On Wombs and Women’s Work
When I pull out of the driveway on Friday night, the house is in chaos, and my heart makes a match set. I’m running a little late, but I choose country roads over highway anyway. I’m a good ten miles away when I notice something honey-sweet blooming. I can’t see it, but I breathe it in, sweet and thick, and my pace slows as I wind down familiar roads to a house I’ve not visited since I was a kid. And I’m happy to be driving away from home.
I know a handful of the beautiful women at the baby shower. It’s mostly family; I suspect everyone but me is related, somehow or another. But I am happy to be there anyway, to hold somebody else’s content baby, and know my exhausted ones are being blissfully riled up and tucked in by their amazing Dad, and I am here, all by myself. I need to get out more.
The sun sinks behind the barn across the street and it occurs to me that I’ve been to few baby showers so casual, all raw roars of laughter and sweet stories and sangria. Twilight gives way to evening, and as the barely-little girl who’s been kicking dandelions comes in from the field, the large moon dances upward, climbing through branches bearing new life.
And after dessert we file into the living room. A little bag of beads is passed around, each member of the circle threading a colorful orb onto a thread strong enough for a laboring woman to wear in remembrance. With each bead a prayer is spoken: for a healthy baby, for joy to mark the early days, for the delivery to be speedy, or at least feel like it is. All hopes are simple, true, the most necessary elements of birthing a baby and surviving those first few grueling months.

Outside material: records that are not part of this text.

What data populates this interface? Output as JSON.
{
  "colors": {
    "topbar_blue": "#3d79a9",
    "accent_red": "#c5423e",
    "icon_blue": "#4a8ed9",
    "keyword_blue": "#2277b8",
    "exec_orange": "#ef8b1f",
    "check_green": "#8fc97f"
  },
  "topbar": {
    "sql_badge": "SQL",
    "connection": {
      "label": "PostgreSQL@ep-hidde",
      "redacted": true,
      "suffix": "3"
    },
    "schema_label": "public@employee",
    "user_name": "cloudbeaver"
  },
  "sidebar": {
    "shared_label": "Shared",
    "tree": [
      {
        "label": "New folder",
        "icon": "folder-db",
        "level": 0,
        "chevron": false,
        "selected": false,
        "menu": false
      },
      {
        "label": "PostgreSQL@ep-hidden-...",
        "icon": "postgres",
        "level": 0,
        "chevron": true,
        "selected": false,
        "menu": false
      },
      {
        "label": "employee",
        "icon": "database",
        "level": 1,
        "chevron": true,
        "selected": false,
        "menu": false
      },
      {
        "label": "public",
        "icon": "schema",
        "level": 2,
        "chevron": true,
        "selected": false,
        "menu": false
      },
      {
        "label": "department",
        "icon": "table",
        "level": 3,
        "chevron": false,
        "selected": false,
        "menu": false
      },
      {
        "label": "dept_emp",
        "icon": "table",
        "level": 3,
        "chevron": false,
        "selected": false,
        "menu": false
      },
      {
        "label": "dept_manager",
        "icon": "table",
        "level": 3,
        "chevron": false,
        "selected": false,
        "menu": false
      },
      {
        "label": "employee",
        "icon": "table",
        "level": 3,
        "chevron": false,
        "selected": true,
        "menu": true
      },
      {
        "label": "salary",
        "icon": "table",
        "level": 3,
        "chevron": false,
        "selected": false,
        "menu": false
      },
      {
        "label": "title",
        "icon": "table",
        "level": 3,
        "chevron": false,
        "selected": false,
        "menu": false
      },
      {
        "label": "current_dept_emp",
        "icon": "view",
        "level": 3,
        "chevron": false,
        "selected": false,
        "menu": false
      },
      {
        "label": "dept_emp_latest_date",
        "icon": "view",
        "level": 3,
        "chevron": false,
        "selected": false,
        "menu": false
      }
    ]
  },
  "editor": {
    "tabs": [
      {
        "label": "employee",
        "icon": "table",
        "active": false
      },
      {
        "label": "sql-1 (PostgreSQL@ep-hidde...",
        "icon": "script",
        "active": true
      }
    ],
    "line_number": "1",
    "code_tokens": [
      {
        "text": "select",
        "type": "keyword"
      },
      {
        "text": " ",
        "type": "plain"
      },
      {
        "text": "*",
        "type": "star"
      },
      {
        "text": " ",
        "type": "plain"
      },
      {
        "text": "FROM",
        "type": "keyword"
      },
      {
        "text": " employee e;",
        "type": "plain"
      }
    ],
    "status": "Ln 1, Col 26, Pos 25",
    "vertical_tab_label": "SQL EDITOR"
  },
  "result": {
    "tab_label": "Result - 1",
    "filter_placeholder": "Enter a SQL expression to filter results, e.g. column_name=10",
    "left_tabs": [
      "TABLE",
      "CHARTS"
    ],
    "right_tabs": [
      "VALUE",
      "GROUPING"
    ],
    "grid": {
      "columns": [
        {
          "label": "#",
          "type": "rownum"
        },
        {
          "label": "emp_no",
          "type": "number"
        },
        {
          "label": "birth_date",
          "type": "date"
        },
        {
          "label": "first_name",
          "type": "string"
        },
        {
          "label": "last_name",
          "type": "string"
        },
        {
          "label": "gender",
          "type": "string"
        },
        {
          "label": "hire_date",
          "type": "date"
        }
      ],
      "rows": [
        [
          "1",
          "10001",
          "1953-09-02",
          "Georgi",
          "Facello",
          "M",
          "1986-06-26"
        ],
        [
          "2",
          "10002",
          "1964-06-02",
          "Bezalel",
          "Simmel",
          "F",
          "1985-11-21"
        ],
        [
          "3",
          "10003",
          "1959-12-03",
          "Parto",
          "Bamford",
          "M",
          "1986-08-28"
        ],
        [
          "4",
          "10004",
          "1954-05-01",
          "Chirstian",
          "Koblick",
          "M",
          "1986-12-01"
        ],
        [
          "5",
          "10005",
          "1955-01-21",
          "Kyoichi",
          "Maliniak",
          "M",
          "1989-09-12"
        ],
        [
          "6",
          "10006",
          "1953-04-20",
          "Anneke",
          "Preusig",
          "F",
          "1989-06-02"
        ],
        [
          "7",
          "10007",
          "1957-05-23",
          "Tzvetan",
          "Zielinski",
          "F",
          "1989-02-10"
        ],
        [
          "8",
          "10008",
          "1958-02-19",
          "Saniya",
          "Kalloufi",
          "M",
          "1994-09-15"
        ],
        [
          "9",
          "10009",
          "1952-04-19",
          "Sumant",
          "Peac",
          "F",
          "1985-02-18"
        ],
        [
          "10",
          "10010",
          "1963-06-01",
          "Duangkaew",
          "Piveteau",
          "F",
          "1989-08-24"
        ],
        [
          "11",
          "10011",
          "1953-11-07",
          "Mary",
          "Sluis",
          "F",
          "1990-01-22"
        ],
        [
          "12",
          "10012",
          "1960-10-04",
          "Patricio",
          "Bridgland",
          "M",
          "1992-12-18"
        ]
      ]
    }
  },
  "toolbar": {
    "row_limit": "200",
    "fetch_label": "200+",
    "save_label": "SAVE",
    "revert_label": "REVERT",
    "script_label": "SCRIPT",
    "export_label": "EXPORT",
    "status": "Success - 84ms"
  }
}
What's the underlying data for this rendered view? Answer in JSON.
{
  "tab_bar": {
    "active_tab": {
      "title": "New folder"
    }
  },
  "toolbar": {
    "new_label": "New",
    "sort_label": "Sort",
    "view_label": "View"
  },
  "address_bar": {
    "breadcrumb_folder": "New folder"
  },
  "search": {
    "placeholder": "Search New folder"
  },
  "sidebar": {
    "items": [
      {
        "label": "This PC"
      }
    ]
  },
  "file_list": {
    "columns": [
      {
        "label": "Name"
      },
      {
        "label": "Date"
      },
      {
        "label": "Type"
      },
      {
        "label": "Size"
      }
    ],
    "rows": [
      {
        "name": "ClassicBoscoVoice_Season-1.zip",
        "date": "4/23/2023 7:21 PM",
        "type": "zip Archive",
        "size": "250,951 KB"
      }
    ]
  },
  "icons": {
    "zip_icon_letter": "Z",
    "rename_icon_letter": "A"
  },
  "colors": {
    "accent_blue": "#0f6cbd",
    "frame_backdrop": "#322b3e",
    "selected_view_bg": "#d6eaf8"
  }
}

The beads are passed to me and I speak flowery, like I do when I’m nervous, and I wish I hadn’t: my words are earnest, but they hang there a moment, like a lone overdressed adolescent at a middle school dance. But this circle of women is wide enough to envelope my awkward, to laugh and nod and affirm and keep moving ’round.
On my way home the light of the moon lands, mingles, gets lost in heavy fields blanketed in fog, and a new spring’s worth of peepers raise their song into the heavy air. I think about this business of babies and birthing, and how all of it starts in the first place. A mother becomes what she is because of her willingness to let a miracle grow and expand and exist within her.
At best it begins with love and vulnerability, and it grows, day by day, in womb swelling to make room for new life. We are enlarged and able to sustain wild, beautiful life growing because of a miracle conceived in vulnerability. (Even in adoption, this rings true.)
And as women, isn’t this always our greatest work: to open our very hearts and make room for miracles, to let life grow in the circles we find ourselves, to welcome and nurture? And how we long to be found in those sweet places, to find an arm around our shoulder, a word of truth spoken boldly to our wobbly hearts, the encouragement to press on.
I am grateful, this near-summer night, to have been enveloped into this circle of laughter and simple heart-cries, speaking life over a beautiful woman, belly swollen with growing miracle. And I think of the mother who carried me well past my due date, and the home she created. And my mind wanders through the faces of all the women who’ve held my heart and created wombs of love, sacred spaces where miraculous could grow into flesh and bone and beating heart.
It’s late when I pull in the driveway and slip through the backdoor, home again. This night, I sleep deep, and wake to pitter patter feet, just slightly more ready to resume the daily litanies of mothering and making, holding and swelling.